Science has also been part of debates over questions where a little respect for individual rights and good sense was all that was needed. We don’t need scientists to discover a “gay gene” in order to conclude that prohibiting consenting adults from having sex is wrong, and we don’t need scientists to show us that children raised in same-sex households are well-adjusted in order to allow same-sex marriage and child-rearing. To even endorse such arguments is to imply that only genetically determined sexual preferences should be protected (sorry BDSM community) and that the state has the power to use “science” to generally determine (as opposed to specifically removing children from dangerous households) who is allowed to raise children. Finally, we don’t need science—and we especially don’t need horrible dance numbers from Bill Nye’s show—to tell us that transgendered people deserve our respect and care.

Having a healthy respect for individual rights means you respect, even if you don’t necessarily like, the rights of everybody. Pragmatists, on the other hand, will only respect an individuals’ rights if they believe doing so will provide the most good to the largest number of people. What rights they’re willing to respect and for what groups largely depends on what they consider to be good.

Unscientific public policy shouldn’t be a specter. Public policy, if we’re going to have it, should be based first and foremost on individual rights, not scientific research. That’s the only way to guard against the pragmatism that lead to forcible sterilizations under the name of science.
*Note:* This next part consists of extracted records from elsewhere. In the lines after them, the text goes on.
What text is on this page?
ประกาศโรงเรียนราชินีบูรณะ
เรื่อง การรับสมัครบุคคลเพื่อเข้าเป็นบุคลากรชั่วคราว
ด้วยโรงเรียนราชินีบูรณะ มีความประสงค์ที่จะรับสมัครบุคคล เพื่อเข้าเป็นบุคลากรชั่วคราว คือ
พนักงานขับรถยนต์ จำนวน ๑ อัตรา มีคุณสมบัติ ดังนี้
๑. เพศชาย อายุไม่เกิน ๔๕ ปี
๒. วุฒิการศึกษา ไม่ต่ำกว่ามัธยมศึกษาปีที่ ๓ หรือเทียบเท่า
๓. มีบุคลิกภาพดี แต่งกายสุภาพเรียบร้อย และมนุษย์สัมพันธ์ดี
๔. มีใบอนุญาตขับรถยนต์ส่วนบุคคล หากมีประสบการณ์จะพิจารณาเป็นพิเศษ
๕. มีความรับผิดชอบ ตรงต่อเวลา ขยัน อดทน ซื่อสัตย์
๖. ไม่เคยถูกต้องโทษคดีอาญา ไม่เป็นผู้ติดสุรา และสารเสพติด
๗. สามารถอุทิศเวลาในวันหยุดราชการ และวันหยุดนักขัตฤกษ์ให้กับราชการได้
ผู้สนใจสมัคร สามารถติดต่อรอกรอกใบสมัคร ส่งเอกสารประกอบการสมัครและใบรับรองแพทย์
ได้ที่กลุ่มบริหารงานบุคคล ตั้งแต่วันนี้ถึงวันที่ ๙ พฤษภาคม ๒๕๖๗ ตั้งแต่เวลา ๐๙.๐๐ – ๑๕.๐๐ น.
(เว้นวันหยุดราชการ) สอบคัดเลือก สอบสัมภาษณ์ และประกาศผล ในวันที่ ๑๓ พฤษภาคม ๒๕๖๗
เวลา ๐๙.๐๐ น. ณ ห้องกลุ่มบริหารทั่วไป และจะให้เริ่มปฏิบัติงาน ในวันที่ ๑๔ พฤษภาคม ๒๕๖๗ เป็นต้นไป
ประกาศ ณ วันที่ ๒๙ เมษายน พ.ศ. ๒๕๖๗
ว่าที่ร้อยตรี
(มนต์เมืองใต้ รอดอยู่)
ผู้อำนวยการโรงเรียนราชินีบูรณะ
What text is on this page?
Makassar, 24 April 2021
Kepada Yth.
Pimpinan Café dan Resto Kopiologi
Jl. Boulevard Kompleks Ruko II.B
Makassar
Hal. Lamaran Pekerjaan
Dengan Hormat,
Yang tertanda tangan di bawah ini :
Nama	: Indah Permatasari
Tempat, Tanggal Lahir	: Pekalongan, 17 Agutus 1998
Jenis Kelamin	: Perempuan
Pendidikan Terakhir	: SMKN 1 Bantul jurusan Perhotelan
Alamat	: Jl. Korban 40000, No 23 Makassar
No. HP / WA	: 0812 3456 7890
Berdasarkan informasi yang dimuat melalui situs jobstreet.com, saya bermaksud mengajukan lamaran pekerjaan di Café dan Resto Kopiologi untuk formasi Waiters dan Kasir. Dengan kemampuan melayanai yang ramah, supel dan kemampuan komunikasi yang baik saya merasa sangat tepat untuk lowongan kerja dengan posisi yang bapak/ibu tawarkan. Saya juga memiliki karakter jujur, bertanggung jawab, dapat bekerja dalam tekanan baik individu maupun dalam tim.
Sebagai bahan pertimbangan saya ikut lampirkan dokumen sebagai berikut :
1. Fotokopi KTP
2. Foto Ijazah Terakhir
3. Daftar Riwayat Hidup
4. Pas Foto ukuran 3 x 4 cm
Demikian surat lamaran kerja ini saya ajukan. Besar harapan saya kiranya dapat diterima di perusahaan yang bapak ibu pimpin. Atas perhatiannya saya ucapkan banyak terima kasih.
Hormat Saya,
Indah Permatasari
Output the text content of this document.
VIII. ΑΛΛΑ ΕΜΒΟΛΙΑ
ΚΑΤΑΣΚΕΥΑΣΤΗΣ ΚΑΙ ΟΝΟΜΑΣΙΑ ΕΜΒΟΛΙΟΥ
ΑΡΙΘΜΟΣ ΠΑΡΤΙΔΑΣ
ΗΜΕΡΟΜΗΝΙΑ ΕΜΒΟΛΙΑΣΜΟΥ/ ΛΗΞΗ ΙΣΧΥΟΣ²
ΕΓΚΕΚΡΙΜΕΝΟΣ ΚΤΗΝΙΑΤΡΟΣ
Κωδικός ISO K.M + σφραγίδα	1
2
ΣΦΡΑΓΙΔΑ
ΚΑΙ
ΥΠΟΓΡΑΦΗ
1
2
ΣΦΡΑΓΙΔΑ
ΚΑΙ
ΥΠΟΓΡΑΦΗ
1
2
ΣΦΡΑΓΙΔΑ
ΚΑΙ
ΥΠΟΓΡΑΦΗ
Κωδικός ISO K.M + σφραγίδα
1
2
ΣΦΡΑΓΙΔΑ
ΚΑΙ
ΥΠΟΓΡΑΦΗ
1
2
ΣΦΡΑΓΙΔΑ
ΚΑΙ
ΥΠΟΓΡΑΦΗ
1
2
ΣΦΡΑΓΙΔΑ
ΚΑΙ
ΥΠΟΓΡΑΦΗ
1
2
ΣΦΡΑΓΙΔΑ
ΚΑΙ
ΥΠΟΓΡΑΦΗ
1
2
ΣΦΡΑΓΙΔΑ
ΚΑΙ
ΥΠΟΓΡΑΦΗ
Whenever new public policies are being considered the question of whether or not such laws would bring the violence of the State upon nonviolent individuals should be the guiding principle. If they will then the policy should be dropped regardless of scientific research, if they won’t then the policy could be considered and scientific research could then come into play.

2 thoughts on “The Specter of Unscientific Public Policy”

  1. Tell this to Denmark. The Danes appear to be aborting their population clean of Downs syndrome.